Do hard drives really have open cases now?
Comparing the TigerDirect page for a Seagate ST2000DM001 to the Amazon page for the ST2000DM001, we see that the TigerDirect page includes a few more pictures for that exact model number.
One of the pictures shows the drive with the case on.
This suggests that the other 3 stores you checked just decided, for whatever reason, not to show the product as shipped. This would be a marketing decision. The drives either still come enclosed or the Seagate ST2000DM001 is different from different stores -- which doesn't seem likely.
No, hard drives are in sealed enclosures and these images are marketing shots to give you an idea of the engineering inside.
@Paul is absolutely correct.
Hard drives need to be enclosed (I'd say sealed, except they are not quite sealed - but the tiny area which is not sealed is behind a heavy filter).

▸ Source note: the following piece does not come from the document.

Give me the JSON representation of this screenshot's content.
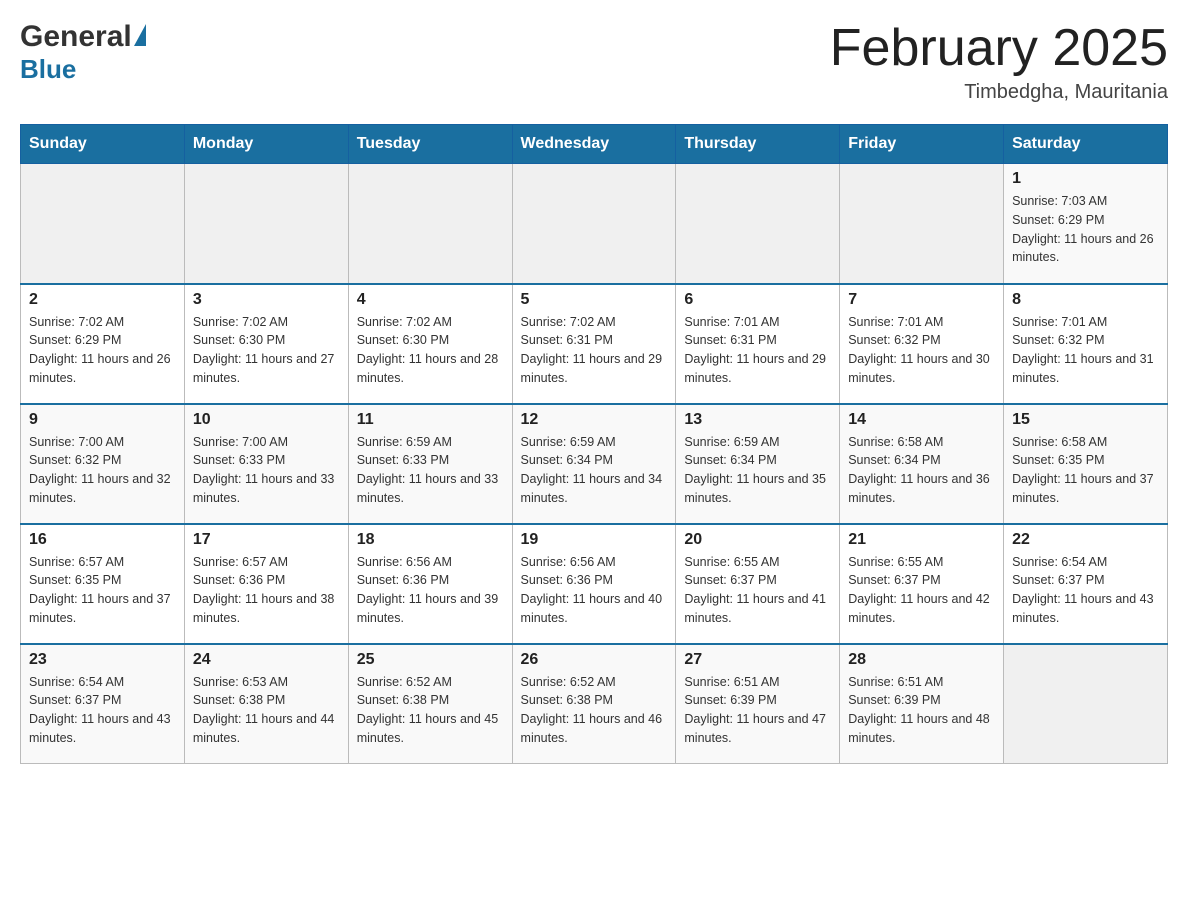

It makes sense that drives need to be sealed when you realise how they work. The drive head floats very slightly above the platter to read the information. The thing is that that gap is tiny. A finger print or speck of dust is several orders of magnitude bigger then the distance between the head and the platter, so even the smallest amount of dust would cause the drive to die very quickly. Similarly it makes it easy for the head to be knocked, and even the slightest knock can damage the drive.
Another vector to prove that drives are closed -
- New drives are (or will) be sealed with helium inside so even more performance and density can be squeezed out. You can't do this if the drive is not sealed.
- Go to your nearest computer store and ask. They will show you all new drives are sealed.
- Go find some information about "clean room" drive recovery. This is where they remove the platters from the drives to to put them with other heads to try recover data. Clean rooms are all about zero-dust, because even a tiny amount of dust will kill the drive before the data can be removed.